Setelah itu, Phinya meraih pergelangan tangan Bua saat dia mendorong wajahnya mendekat. “Jaga mulutmu, Bai Bua[*]!”
**(ใบบัว) Kata ‘Bua’ dalam bahasa Thailand berarti ‘bunga teratai’, tetapi Bussaya secara jenaka dan sarkastis menggunakan ‘Bunga teratai’ sebagai salah satu nama panggilan Bua.
“Jika kamu tidak punya hal lain yang lebih baik untuk dilakukan selain hanya berdiri di sana dan membuatku kesal, maka bantulah aku bekerja. Kita bisa bertengkar nanti.” Kata Bua, sambil melepaskan pergelangan tangannya agar bebas. Kemudian dia meletakkan tengkorak itu dan mencari sarung tangan dari kotak peralatan untuk diserahkan. “Letakkan tumpukan itu di meja terpisah.”

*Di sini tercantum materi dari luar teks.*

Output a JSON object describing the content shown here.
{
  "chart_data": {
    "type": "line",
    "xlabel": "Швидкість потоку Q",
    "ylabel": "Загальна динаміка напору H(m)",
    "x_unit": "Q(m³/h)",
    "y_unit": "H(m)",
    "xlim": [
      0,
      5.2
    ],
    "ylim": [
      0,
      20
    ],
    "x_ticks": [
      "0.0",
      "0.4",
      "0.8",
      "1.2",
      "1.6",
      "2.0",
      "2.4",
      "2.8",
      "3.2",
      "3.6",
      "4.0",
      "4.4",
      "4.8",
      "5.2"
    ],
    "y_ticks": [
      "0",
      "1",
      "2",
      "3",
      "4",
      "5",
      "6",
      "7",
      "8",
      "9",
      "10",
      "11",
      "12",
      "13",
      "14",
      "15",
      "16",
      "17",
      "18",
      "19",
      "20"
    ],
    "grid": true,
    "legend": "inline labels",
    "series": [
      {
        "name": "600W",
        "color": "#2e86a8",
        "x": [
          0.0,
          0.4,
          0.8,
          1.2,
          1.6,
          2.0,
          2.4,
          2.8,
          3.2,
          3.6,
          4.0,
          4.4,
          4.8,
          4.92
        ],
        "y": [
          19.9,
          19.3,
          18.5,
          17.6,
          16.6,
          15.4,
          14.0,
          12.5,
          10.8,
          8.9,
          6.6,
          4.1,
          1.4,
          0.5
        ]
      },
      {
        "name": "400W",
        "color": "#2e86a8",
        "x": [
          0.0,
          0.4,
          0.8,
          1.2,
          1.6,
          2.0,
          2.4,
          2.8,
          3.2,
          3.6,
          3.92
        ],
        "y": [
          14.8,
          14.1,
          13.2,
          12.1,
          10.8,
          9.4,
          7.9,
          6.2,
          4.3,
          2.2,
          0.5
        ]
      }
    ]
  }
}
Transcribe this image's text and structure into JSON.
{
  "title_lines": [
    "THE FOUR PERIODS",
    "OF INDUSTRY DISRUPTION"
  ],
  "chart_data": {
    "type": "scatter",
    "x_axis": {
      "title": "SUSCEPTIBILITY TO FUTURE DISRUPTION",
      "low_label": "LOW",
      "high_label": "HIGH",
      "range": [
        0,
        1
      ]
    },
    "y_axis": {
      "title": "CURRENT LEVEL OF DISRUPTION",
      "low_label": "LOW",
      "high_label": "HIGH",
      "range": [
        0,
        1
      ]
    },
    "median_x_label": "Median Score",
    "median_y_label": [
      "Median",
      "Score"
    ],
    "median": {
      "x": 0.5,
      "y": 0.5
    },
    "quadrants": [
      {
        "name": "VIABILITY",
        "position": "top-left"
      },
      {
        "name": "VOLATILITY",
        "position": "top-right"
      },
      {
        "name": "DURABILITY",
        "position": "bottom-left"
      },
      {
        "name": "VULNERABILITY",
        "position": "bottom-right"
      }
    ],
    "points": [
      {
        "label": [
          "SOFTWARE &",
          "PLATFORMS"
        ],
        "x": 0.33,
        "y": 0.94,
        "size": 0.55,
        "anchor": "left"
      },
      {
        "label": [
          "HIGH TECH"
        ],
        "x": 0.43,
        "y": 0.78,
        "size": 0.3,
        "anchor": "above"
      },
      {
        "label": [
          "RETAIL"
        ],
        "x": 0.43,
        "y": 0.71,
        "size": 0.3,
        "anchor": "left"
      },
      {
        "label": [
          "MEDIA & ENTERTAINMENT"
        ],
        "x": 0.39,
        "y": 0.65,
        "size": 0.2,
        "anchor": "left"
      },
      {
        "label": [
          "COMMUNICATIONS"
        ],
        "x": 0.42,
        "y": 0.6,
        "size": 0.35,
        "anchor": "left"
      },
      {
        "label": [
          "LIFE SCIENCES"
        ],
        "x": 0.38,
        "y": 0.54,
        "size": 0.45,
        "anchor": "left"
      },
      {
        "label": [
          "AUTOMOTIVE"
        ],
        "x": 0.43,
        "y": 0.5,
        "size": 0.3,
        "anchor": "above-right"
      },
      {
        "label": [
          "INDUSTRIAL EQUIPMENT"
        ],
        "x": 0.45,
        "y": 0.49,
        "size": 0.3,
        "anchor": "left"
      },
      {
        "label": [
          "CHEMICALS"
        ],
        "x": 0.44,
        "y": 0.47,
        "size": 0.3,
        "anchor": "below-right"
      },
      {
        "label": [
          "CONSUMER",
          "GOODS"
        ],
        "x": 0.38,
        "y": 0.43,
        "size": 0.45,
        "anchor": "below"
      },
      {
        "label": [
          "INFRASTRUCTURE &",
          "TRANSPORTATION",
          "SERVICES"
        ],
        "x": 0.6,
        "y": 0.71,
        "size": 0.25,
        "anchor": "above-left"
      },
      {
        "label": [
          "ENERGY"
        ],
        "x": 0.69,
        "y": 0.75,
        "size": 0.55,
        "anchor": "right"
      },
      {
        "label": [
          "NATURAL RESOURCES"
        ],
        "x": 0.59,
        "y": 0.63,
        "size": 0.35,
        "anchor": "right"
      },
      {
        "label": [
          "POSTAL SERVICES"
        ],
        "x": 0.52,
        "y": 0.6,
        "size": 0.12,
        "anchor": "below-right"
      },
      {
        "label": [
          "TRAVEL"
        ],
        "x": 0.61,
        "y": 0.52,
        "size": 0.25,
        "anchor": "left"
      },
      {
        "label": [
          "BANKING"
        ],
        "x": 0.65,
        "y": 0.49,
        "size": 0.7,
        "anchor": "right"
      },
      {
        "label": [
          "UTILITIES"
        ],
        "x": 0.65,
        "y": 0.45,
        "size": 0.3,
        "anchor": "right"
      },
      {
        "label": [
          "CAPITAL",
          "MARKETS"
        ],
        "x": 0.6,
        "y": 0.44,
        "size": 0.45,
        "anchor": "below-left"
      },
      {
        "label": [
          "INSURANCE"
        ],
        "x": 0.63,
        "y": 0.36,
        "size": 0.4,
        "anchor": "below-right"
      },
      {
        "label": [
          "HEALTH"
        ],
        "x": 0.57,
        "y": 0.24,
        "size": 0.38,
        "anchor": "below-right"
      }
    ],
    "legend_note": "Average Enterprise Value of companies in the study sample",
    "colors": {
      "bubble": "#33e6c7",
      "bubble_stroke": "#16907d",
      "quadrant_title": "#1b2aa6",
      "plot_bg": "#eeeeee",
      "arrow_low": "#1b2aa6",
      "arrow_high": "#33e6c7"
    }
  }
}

Karena itu, Phinya mengangkat bahu dan mengambil sarung tangan itu tanpa berkata apa-apa. Dia teringat bagaimana keadaan mereka saat berada di kelas. Setiap hari, mereka bertengkar hebat, Profesor Nissara harus menghentikan pertengkaran mereka. Bua memilih untuk melakukan penelitian saat Phinya tidak ada. Lucu bagaimana mereka kembali bersama lagi dalam kejadian yang tak terduga ini.
Sebuah kejadian tragis yang tidak diinginkan oleh siapa pun.
Pekerjaan mereka baru saja dimulai. Sebagian petugas tersebar di seluruh wilayah dengan luas sekitar tiga Rai[*] perbatasan sawah. Departemen Penerbangan belum dapat menyimpulkan penyebab kecelakaan dan terus mencari jawaban bersama dengan pejabat dari berbagai departemen lainnya.
**“Rai” adalah satuan ukuran luas di Thailand. Satu Rai sama dengan 1.600 meter persegi.
“Apakah kamu punya kaca pembesar?” tanya Phinya dari sampingnya.
“Kenapa kamu datang bekerja dengan tangan kosong?” Meski begitu, Bua mengambil satu dari kotak peralatannya dan memberikannya padanya.
“Aku langsung menuju ke sini dari bandara. Pesawat mendarat tiga jam lalu dan aku langsung datang ke sini. Mereka sedang mencarikan peralatan untukku.”
“Mereka pasti benar-benar kekurangan orang untuk memanggilmu.” Bua tidak dapat menahan sarkasmenya.
“Masih saja sok jagoan seperti biasanya. Sebaiknya kamu berhati-hati.”
Bua mendengar helaan napas dan kembali fokus pada tugas penting yang ada di tangannya.